I suoi stessi cittadini erano costretti ad emigrare, di nuovo, allora, per trovare fortuna all'estero. Spesso in Germania. [Buuuh]

E c'erano tutte le ragioni perché l'Italia diventasse meschina, proprio come la Germania di allora. Che guardava con disprezzo ai fratelli europei.

Allora, come duemila anni fa, la Germania poteva ricostruire l'Europa, ma scelse di provare a piegarla al suo potere. E quindi ha fallito. Ancora una volta, oggi come allora

No, non è stato il pugno tedesco a unificare l'Europa. É stato il cuore italiano.

[Applausi]

I tedeschi hanno sempre scelto la forza contro l'uomo, e non hanno mai creduto nella forza dell'uomo.
E tra l'altro, come avrei detto da bambino, Dante a Goethe gli sputa in faccia. Non c'è paragone.

[Risate]

Ed è per questo che siamo qui oggi.

Siamo qui per celebrare l'Europa, unita, non dall'odio, non dalla conquista, ma dall'accoglienza, dall'amore fraterno.

Trent'anni fa l'Italia ha fatto sua questa tragedia, usandola come fondamento della sua stessa rinascita. Non è stato semplice. Ma ce l'abbiamo fatta.

L'Italia si era perduta, come quel bambino, sentiva che le cose le accadevano, ma non sapeva come e cosa fare. Ma ha seguito il suo istinto di civiltà e si è ritrovata.

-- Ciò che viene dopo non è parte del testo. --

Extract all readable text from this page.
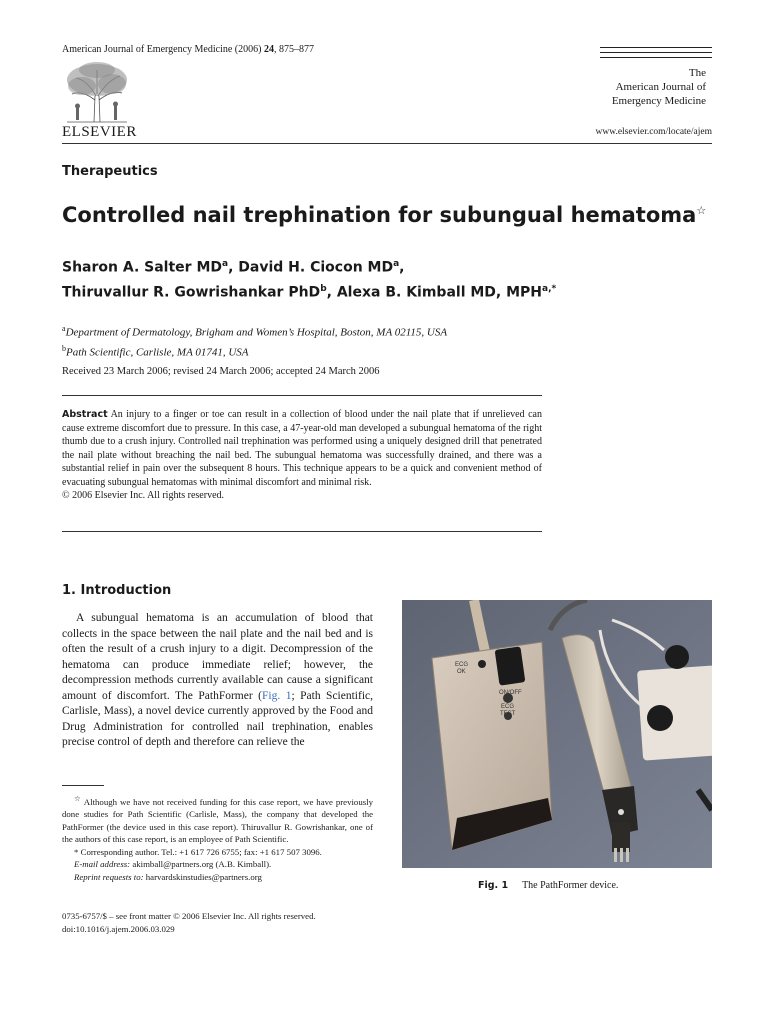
American Journal of Emergency Medicine (2006) 24, 875–877
ELSEVIER
The
American Journal of
Emergency Medicine
www.elsevier.com/locate/ajem
Therapeutics
Controlled nail trephination for subungual hematoma☆
Sharon A. Salter $MD^a$, David H. Ciocon $MD^a$,
Thiruvallur R. Gowrishankar PhD$^b$, Alexa B. Kimball MD, $MPH^{a,*}$
$^a$Department of Dermatology, Brigham and Women’s Hospital, Boston, MA 02115, USA
$^b$Path Scientific, Carlisle, MA 01741, USA
Received 23 March 2006; revised 24 March 2006; accepted 24 March 2006
Abstract An injury to a finger or toe can result in a collection of blood under the nail plate that if unrelieved can cause extreme discomfort due to pressure. In this case, a 47-year-old man developed a subungual hematoma of the right thumb due to a crush injury. Controlled nail trephination was performed using a uniquely designed drill that penetrated the nail plate without breaching the nail bed. The subungual hematoma was successfully drained, and there was a substantial relief in pain over the subsequent 8 hours. This technique appears to be a quick and convenient method of evacuating subungual hematomas with minimal discomfort and minimal risk.
© 2006 Elsevier Inc. All rights reserved.
1. Introduction

A subungual hematoma is an accumulation of blood that collects in the space between the nail plate and the nail bed and is often the result of a crush injury to a digit. Decompression of the hematoma can produce immediate relief; however, the decompression methods currently available can cause a significant amount of discomfort. The PathFormer (Fig. 1; Path Scientific, Carlisle, Mass), a novel device currently approved by the Food and Drug Administration for controlled nail trephination, enables precise control of depth and therefore can relieve the

☆ Although we have not received funding for this case report, we have previously done studies for Path Scientific (Carlisle, Mass), the company that developed the PathFormer (the device used in this case report). Thiruvallur R. Gowrishankar, one of the authors of this case report, is an employee of Path Scientific.

* Corresponding author. Tel.: +1 617 726 6755; fax: +1 617 507 3096.

E-mail address: akimball@partners.org (A.B. Kimball).

Reprint requests to: harvardskinstudies@partners.org

0735-6757/$ – see front matter © 2006 Elsevier Inc. All rights reserved.
doi:10.1016/j.ajem.2006.03.029
ECG
OK
ON/OFF
ECG
TEST
Fig. 1 The PathFormer device.
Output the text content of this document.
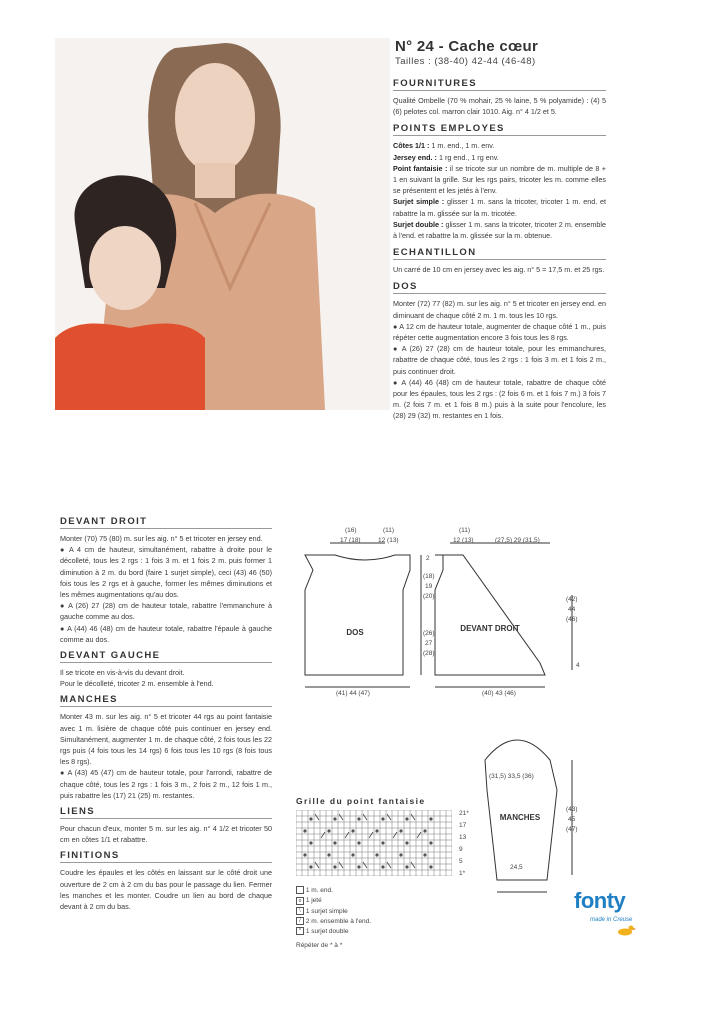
N° 24 - Cache cœur
Tailles : (38-40) 42-44 (46-48)
FOURNITURES
Qualité Ombelle (70 % mohair, 25 % laine, 5 % polyamide) : (4) 5 (6) pelotes col. marron clair 1010. Aig. n° 4 1/2 et 5.
POINTS EMPLOYES
Côtes 1/1 : 1 m. end., 1 m. env.
Jersey end. : 1 rg end., 1 rg env.
Point fantaisie : il se tricote sur un nombre de m. multiple de 8 + 1 en suivant la grille. Sur les rgs pairs, tricoter les m. comme elles se présentent et les jetés à l'env.
Surjet simple : glisser 1 m. sans la tricoter, tricoter 1 m. end. et rabattre la m. glissée sur la m. tricotée.
Surjet double : glisser 1 m. sans la tricoter, tricoter 2 m. ensemble à l'end. et rabattre la m. glissée sur la m. obtenue.
ECHANTILLON
Un carré de 10 cm en jersey avec les aig. n° 5 = 17,5 m. et 25 rgs.
DOS
Monter (72) 77 (82) m. sur les aig. n° 5 et tricoter en jersey end. en diminuant de chaque côté 2 m. 1 m. tous les 10 rgs.
● A 12 cm de hauteur totale, augmenter de chaque côté 1 m., puis répéter cette augmentation encore 3 fois tous les 8 rgs.
● A (26) 27 (28) cm de hauteur totale, pour les emmanchures, rabattre de chaque côté, tous les 2 rgs : 1 fois 3 m. et 1 fois 2 m., puis continuer droit.
● A (44) 46 (48) cm de hauteur totale, rabattre de chaque côté pour les épaules, tous les 2 rgs : (2 fois 6 m. et 1 fois 7 m.) 3 fois 7 m. (2 fois 7 m. et 1 fois 8 m.) puis à la suite pour l'encolure, les (28) 29 (32) m. restantes en 1 fois.
DEVANT DROIT
Monter (70) 75 (80) m. sur les aig. n° 5 et tricoter en jersey end.
● A 4 cm de hauteur, simultanément, rabattre à droite pour le décolleté, tous les 2 rgs : 1 fois 3 m. et 1 fois 2 m. puis former 1 diminution à 2 m. du bord (faire 1 surjet simple), ceci (43) 46 (50) fois tous les 2 rgs et à gauche, former les mêmes diminutions et les mêmes augmentations qu'au dos.
● A (26) 27 (28) cm de hauteur totale, rabattre l'emmanchure à gauche comme au dos.
● A (44) 46 (48) cm de hauteur totale, rabattre l'épaule à gauche comme au dos.
DEVANT GAUCHE
Il se tricote en vis-à-vis du devant droit.
Pour le décolleté, tricoter 2 m. ensemble à l'end.
MANCHES
Monter 43 m. sur les aig. n° 5 et tricoter 44 rgs au point fantaisie avec 1 m. lisière de chaque côté puis continuer en jersey end. Simultanément, augmenter 1 m. de chaque côté, 2 fois tous les 22 rgs puis (4 fois tous les 14 rgs) 6 fois tous les 10 rgs (8 fois tous les 8 rgs).
● A (43) 45 (47) cm de hauteur totale, pour l'arrondi, rabattre de chaque côté, tous les 2 rgs : 1 fois 3 m., 2 fois 2 m., 12 fois 1 m., puis rabattre les (17) 21 (25) m. restantes.
LIENS
Pour chacun d'eux, monter 5 m. sur les aig. n° 4 1/2 et tricoter 50 cm en côtes 1/1 et rabattre.
FINITIONS
Coudre les épaules et les côtés en laissant sur le côté droit une ouverture de 2 cm à 2 cm du bas pour le passage du lien. Fermer les manches et les monter. Coudre un lien au bord de chaque devant à 2 cm du bas.
DOS	DEVANT DROIT
MANCHES
(16)	(11)
17 (18)	12 (13)
2
(18)
19
(20)
(26)
27
(28)
(41) 44 (47)
(11)
12 (13)	(27,5) 29 (31,5)
(42)
44
(46)
4
(40) 43 (46)
(31,5) 33,5 (36)
(43)
45
(47)
24,5
Grille du point fantaisie
21*
17
13
9
5
1*
1 m. end.
o 1 jeté
\ 1 surjet simple
/ 2 m. ensemble à l'end.
^ 1 surjet double
Répéter de * à *
fonty
made in Creuse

Io sono morto quel giorno, ma l'Italia ha dato una nuova vita a me e a sé stessa.

Ha deciso che poteva fare qualcosa, per dare un senso alla tragedia, e lo ha fatto.

Ha ritrovato la fiducia ed ha cambiato la storia d'Europa.

E dalle piccole occasioni, dalle cose che ci capitano, che si fanno le sorti di una nazione.
L'Italia in quei giorni di lutto decise di reagire.

E quindi oggi noi non piangiamo gli uomini che sono morti, ma celebriamo quelli che hanno potuto vivere. E questo il senso del commemorare le tragedie, non ricordare chi non c'è più o cosa sarebbe potuto essere, piuttosto è ricordare ciò che ci ha fatto continuare a vivere.

[Applausi]

O come direbbe mia madre, le cose brutte accadono, le cose belle le creiamo noi.


Un classico esempio di scrittura catartica, scritto dopo il primo famigerato naufragio degli immigrati. Si può discutere finché si vuole di cause e conseguenze politiche, che devono andare oltre la compassione. Ma non credo nessuno pensi sia male sentirsi semplicemente tristi.